In 1958, Bab El Hadid باب الحديد (Cairo Station), while a classic of Egyptian cinema, shocked viewers both by the sympathy with which a “fallen woman” is depicted and by the violence with which she’s killed.
Al Asfour العصفور, (The Sparrow), in 1973, attacked Egyptian corruption and blamed it for the defeat in the Six Day War.
And finally, in 1994, a fundamentalist lawyer succeeded in getting a court to ban his film Al Mohager المهاجر, (The Emigrant) because its plot was based on the story of Joseph, found in the Bible and Quran.
Chahine was also a ground-breaker, as the first director to introduce art films to the Arab world, spawning the genre of “Chahinian” film, marked by his ability to render the plot not the main factor of success, but rather the mise en scène and the bizarre shocking reactions of all the different characters.

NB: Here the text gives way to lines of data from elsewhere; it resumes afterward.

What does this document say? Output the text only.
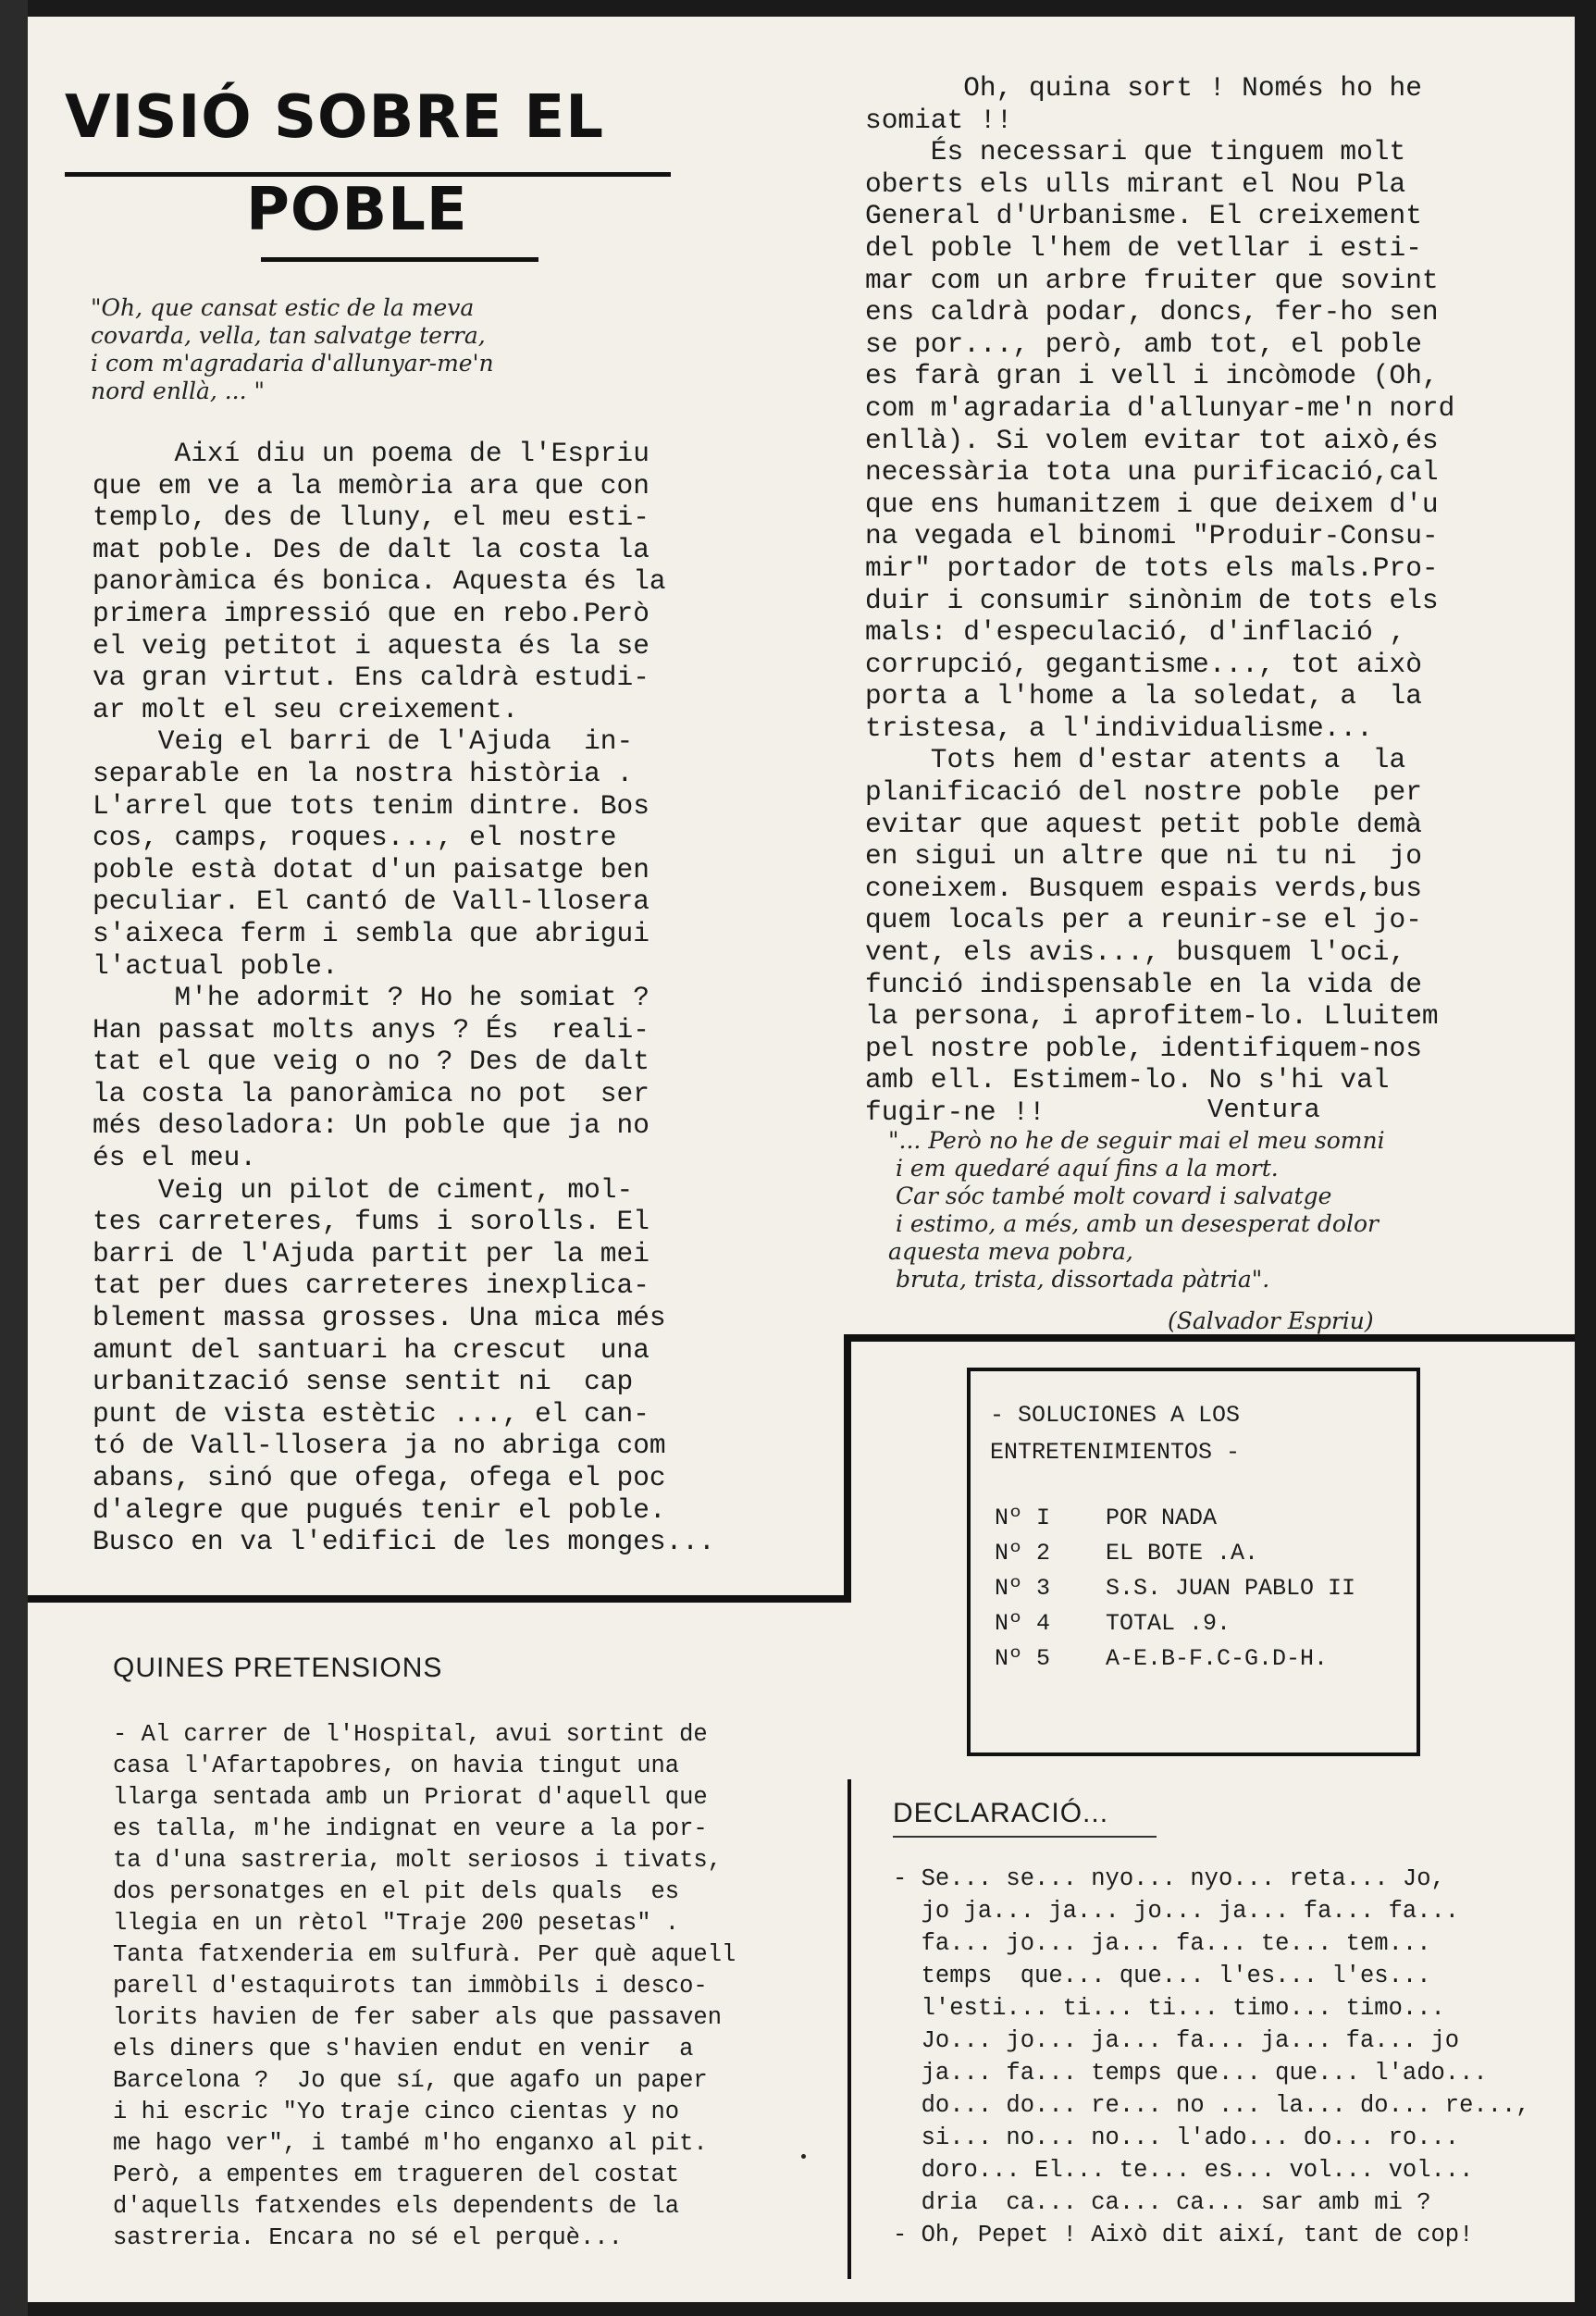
VISIÓ SOBRE EL
POBLE
"Oh, que cansat estic de la meva
covarda, vella, tan salvatge terra,
i com m'agradaria d'allunyar-me'n
nord enllà, ... "
Així diu un poema de l'Espriu
que em ve a la memòria ara que con
templo, des de lluny, el meu esti-
mat poble. Des de dalt la costa la
panoràmica és bonica. Aquesta és la
primera impressió que en rebo.Però
el veig petitot i aquesta és la se
va gran virtut. Ens caldrà estudi-
ar molt el seu creixement.
Veig el barri de l'Ajuda  in-
separable en la nostra història .
L'arrel que tots tenim dintre. Bos
cos, camps, roques..., el nostre
poble està dotat d'un paisatge ben
peculiar. El cantó de Vall-llosera
s'aixeca ferm i sembla que abrigui
l'actual poble.
M'he adormit ? Ho he somiat ?
Han passat molts anys ? És  reali-
tat el que veig o no ? Des de dalt
la costa la panoràmica no pot  ser
més desoladora: Un poble que ja no
és el meu.
Veig un pilot de ciment, mol-
tes carreteres, fums i sorolls. El
barri de l'Ajuda partit per la mei
tat per dues carreteres inexplica-
blement massa grosses. Una mica més
amunt del santuari ha crescut  una
urbanització sense sentit ni  cap
punt de vista estètic ..., el can-
tó de Vall-llosera ja no abriga com
abans, sinó que ofega, ofega el poc
d'alegre que pugués tenir el poble.
Busco en va l'edifici de les monges...
Oh, quina sort ! Només ho he
somiat !!
És necessari que tinguem molt
oberts els ulls mirant el Nou Pla
General d'Urbanisme. El creixement
del poble l'hem de vetllar i esti-
mar com un arbre fruiter que sovint
ens caldrà podar, doncs, fer-ho sen
se por..., però, amb tot, el poble
es farà gran i vell i incòmode (Oh,
com m'agradaria d'allunyar-me'n nord
enllà). Si volem evitar tot això,és
necessària tota una purificació,cal
que ens humanitzem i que deixem d'u
na vegada el binomi "Produir-Consu-
mir" portador de tots els mals.Pro-
duir i consumir sinònim de tots els
mals: d'especulació, d'inflació ,
corrupció, gegantisme..., tot això
porta a l'home a la soledat, a  la
tristesa, a l'individualisme...
Tots hem d'estar atents a  la
planificació del nostre poble  per
evitar que aquest petit poble demà
en sigui un altre que ni tu ni  jo
coneixem. Busquem espais verds,bus
quem locals per a reunir-se el jo-
vent, els avis..., busquem l'oci,
funció indispensable en la vida de
la persona, i aprofitem-lo. Lluitem
pel nostre poble, identifiquem-nos
amb ell. Estimem-lo. No s'hi val
fugir-ne !!	Ventura
"... Però no he de seguir mai el meu somni
i em quedaré aquí fins a la mort.
Car sóc també molt covard i salvatge
i estimo, a més, amb un desesperat dolor
aquesta meva pobra,
bruta, trista, dissortada pàtria".
(Salvador Espriu)
- SOLUCIONES A LOS
ENTRETENIMIENTOS -
Nº I POR NADA
Nº 2 EL BOTE .A.
Nº 3 S.S. JUAN PABLO II
Nº 4 TOTAL .9.
Nº 5 A-E.B-F.C-G.D-H.
QUINES PRETENSIONS
- Al carrer de l'Hospital, avui sortint de
casa l'Afartapobres, on havia tingut una
llarga sentada amb un Priorat d'aquell que
es talla, m'he indignat en veure a la por-
ta d'una sastreria, molt seriosos i tivats,
dos personatges en el pit dels quals  es
llegia en un rètol "Traje 200 pesetas" .
Tanta fatxenderia em sulfurà. Per què aquell
parell d'estaquirots tan immòbils i desco-
lorits havien de fer saber als que passaven
els diners que s'havien endut en venir  a
Barcelona ?  Jo que sí, que agafo un paper
i hi escric "Yo traje cinco cientas y no
me hago ver", i també m'ho enganxo al pit.
Però, a empentes em tragueren del costat
d'aquells fatxendes els dependents de la
sastreria. Encara no sé el perquè...
DECLARACIÓ...
- Se... se... nyo... nyo... reta... Jo,
jo ja... ja... jo... ja... fa... fa...
fa... jo... ja... fa... te... tem...
temps  que... que... l'es... l'es...
l'esti... ti... ti... timo... timo...
Jo... jo... ja... fa... ja... fa... jo
ja... fa... temps que... que... l'ado...
do... do... re... no ... la... do... re...,
si... no... no... l'ado... do... ro...
doro... El... te... es... vol... vol...
dria  ca... ca... ca... sar amb mi ?
- Oh, Pepet ! Això dit així, tant de cop!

During the late 1970s and 1980s, Chahine pursued an autobiographical style, recounting his childhood and American experiences through the Alexandria Trilogy: Iskanderiya…Lih? اسكندريه ليه, (Alexandria, Why?) in 1979, Hadduta Misriya مصريه, (An Egyptian Story) in 1982, and Iskanderiya Kaman w Kaman اسكندريه كمان وكمان, (Alexandria Again and Forever) in 1989.
The first of the trilogy, Iskanderiya…Lih? shattered cinematic taboos through the tales of two love affairs — one homosexual between an Egyptian man and a British solider, the other between a Muslim man and a Jewish woman.
Chahine’s swansong, released this year, Heya Fawda (This is Chaos / Le Chaos) is co-directed with his protege Khaled Youssef, and provides a sharp criticism of the Egyptian government’s crackdown on democracy activists, depicting a corrupt police officer who takes bribes and tortures his detainees.

To the end, Chahine shirked the fear that constrained many Arab film-makers, and established himself at the forefront of the art genre.
The film industry has today lost a pioneer, but through his works, he has enabled other, new film-makers to venture in new directions.